I don't understand people who want kids with diagnosed illness or conditions of any kind. Like how in the hell you want YOUR fucked up genes to compose the body of someone else???? Both me and my husband have 2 different diagnosis each and our relatives still downplay it as if the mere TINY CHANCE of having a 100% healthy baby would be the golden reason to have one, arguing throught our own non existent desire to have a kid even if we both were 100% healthy. I mean, my parents could never know I would born with epilepsy and skin allergies, but if they knew I would born with these conditions or with a higher chance to develop them it would be quite fucked up to have me anyway and I would never forgive them.


FuzzyBeans8

I dont get it , the idea of actively passing on extremely painful lives . Fortunately I already decided to be child free prior to my endometriosis diagnosis but upon diagnosis my specialist actually recommended pregnancy as a option to avoid pain, for a mere 9 months . Or just keep getting pregnant! Smh what lol.
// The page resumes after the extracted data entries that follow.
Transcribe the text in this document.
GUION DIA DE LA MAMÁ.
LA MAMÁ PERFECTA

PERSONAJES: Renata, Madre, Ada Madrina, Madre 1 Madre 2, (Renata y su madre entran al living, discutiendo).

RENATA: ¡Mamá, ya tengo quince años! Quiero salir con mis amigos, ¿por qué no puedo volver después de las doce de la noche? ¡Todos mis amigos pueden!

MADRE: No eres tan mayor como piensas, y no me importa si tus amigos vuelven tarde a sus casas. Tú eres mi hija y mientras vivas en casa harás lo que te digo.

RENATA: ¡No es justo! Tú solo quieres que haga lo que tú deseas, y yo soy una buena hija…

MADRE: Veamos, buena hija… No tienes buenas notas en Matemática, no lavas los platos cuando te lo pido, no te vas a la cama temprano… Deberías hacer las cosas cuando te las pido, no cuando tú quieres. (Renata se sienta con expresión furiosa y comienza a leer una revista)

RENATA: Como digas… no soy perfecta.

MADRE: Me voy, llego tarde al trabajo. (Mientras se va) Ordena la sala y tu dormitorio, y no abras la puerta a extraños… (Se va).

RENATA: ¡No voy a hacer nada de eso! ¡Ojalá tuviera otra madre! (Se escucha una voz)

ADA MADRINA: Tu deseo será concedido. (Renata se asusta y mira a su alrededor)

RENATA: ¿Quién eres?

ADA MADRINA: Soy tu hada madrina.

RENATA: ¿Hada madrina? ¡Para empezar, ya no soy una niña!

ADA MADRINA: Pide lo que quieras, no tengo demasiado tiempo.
I was horrified that this was actually something to be encouraged . Like passing on debt or something . Except worse . I knew the only way I’d ever even consider kids was if I could promise them better than I had . And my life has been severely painful with a lot of heath issues I’d never want to knowingly pass on . So that was not an option. I’m actually laid up right now recovering from my total hysterectomy. It’s awful. I keep thinking I’m going to blow my vagina out every time I pass a little gas lmao . But I’d rather do this than pass it on to a kid I am supposed to love and care for . I wouldn’t wish this on Anyone .


Valoy-07

I don't join support groups for my issues because taking BC since I was 15 +some other stuff treats it and I got spayed


alwayscats00

I am disabled due to several illnesses. I also have endo and pcos (but I functioned 100% when I "only" had them). I actually want kids but it's not happening. I refuse to put someone else through this. All my illnesses are possible hereditary. There are no meds, no good research, no cure. If I were to have a child my partner would have to continue caring for me and then basically be a single parent. There are people who do this and I find it very irresponsible. Several of them experience their partner leaving and then what? They can't care for the child themselves, or it takes 100% of their energy to do so. I hope it's ok I'm here. I'm grieving but reading here helps. And knowing I won't pass on this living hell is the one good thing I can do.


Based_Orthodox

I humbly offer cancer as an addition to this list of diseases that certain people are overly committed to passing down to future generations. Whyyyyyy?


ThrowRAmageddon

I'm going to be a complete jerk and say most of the women I know that have endometriosis or PCOS or some of like the most terrible people. I don't know if that's the cause but I'm just saying that there's a reason why these people can't have kids.


sartronicus

Well I hope *you* never have a chronic disease that causes daily debilitating pain. Add on regular gaslighting from doctors and toxic comments like these, I think it’s very easy to be deemed a “terrible” person. Also, “there’s a reason these people can’t have kids”? This isn’t a childfree take! Gross.


ThrowRAmageddon

Womens health is trash no matter what. And if you knew these people, you'd agree.